Not only do I believe embryonic stem cell research holds great promise in reshaping the world of disease and illness as we know it today, I also believe that by investing in stem cell research, the federal government can play a significant role in reducing medical costs in the future. This veto is a sign to every family America that the President doesn't care about their wallets.

And, this veto should strike fear in the hearts of anyone in America who has a desire to innovate, or to uphold our nation's strong tradition of leadership in science, medicine, and technology. While the answers, cures and treatments lie in the hands of science and medicine, the funding and oversight to ensure efficient, ethical and responsible research lies in the hands of our nation's leaders. By vetoing the Stem Cell Research Enhancement Act, not only did the President ensure that these one hundred million patients suffer further, he also stripped many of America's greatest scientists and researchers of the tools they need and have been asking for. America's leadership position in the fields of science and medicine will suffer if our brightest minds are shackled by the darkest political manoeuvrings.

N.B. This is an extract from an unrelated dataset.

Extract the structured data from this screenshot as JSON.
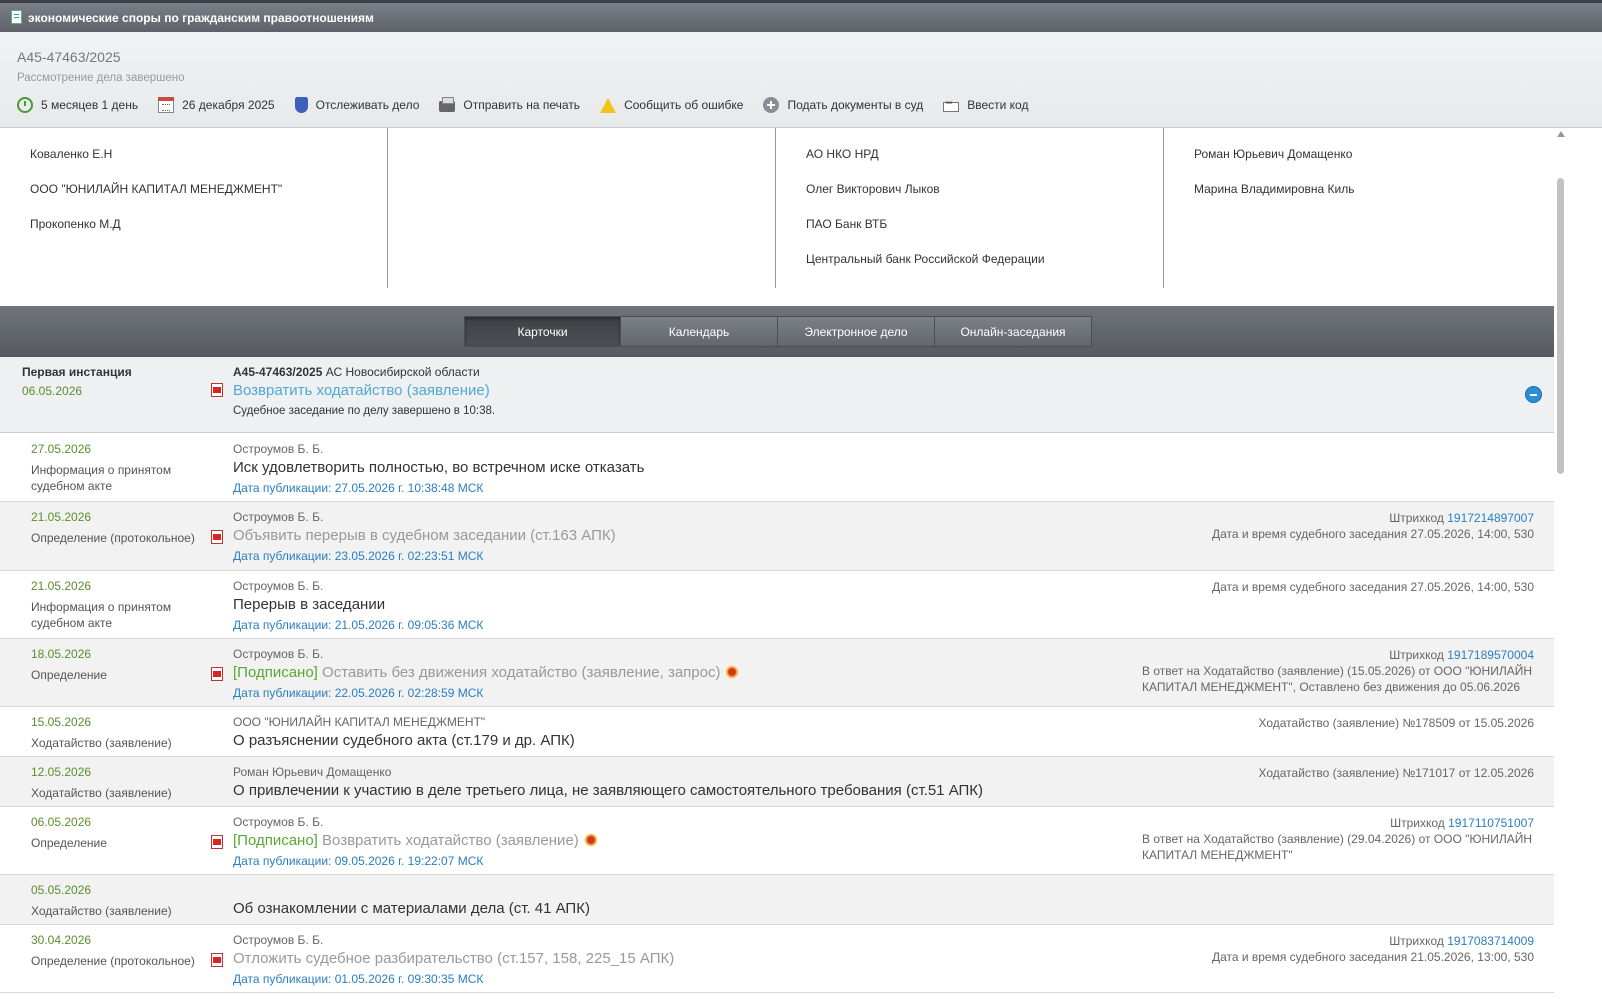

Did Thomas Edison know that his work would create an entirely new era in innovation and industry? Did Alexander Graham Bell know he would revolutionise the way we communicate and transmit information? Did the Wright Brothers know they would ultimately transform the transportation industry? Like Dr. Jonas Salk and Dr. Robert Jarvik proved in the medical and scientific community, great American innovation comes from chance, opportunity, hope and funding. For the President to ignore this is shameful and embarrassing, and will certainly have an impact on how the rest of the world views the way we prioritise our medical and scientific research goals.

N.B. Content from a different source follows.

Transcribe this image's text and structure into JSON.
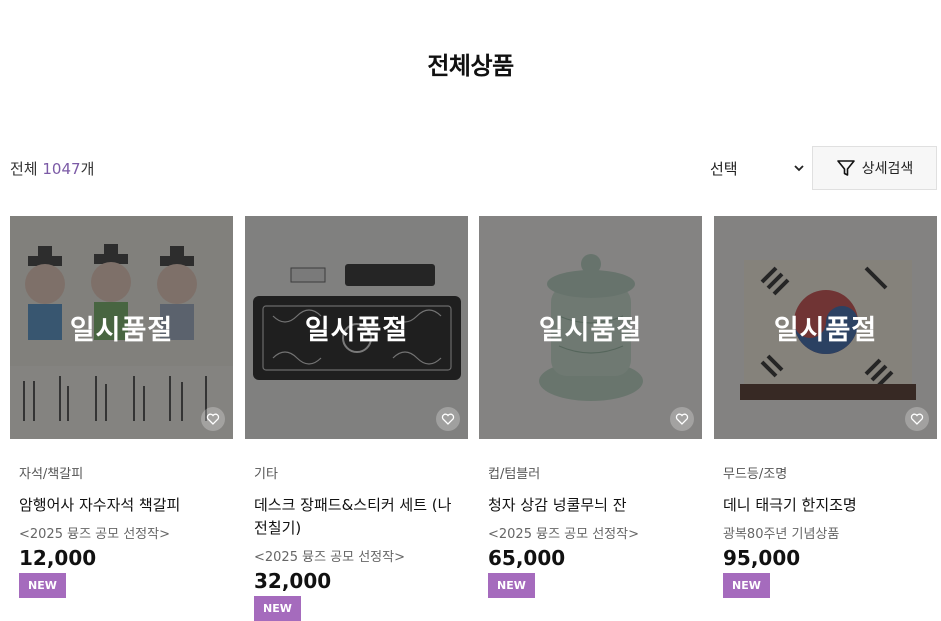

Despite this veto, our hope cannot be extinguished. As a nation, we need to continue to support federal funding for embryonic stem cell research. Countless researchers and medical experts believe that stem cell research may hold the key to unlocking a whole new generation of treatments and cures, the likes of which cannot be derived from any other type of research.

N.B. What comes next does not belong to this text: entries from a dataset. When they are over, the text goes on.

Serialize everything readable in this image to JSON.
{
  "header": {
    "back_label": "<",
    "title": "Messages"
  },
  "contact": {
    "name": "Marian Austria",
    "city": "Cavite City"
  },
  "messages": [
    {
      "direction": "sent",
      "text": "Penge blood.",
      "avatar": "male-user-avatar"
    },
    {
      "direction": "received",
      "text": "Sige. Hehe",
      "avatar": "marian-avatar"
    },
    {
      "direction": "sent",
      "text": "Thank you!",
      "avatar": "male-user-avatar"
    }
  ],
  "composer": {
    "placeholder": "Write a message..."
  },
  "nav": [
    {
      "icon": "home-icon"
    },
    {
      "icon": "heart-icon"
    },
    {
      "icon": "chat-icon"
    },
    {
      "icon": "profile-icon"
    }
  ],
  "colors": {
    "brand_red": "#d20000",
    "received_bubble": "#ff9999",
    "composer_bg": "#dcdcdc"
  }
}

We will continue to fight for federal funding for embryonic stem cell research. The White House may feel as if they can wash their hands of this fight, but we know President Bush's actions will have implications in the upcoming November elections, as well as in 2008. We are hopeful that one day, we will be able to offer even better treatments and, eventually, cures for some of the most debilitating and deadly diseases and disorders facing American families today.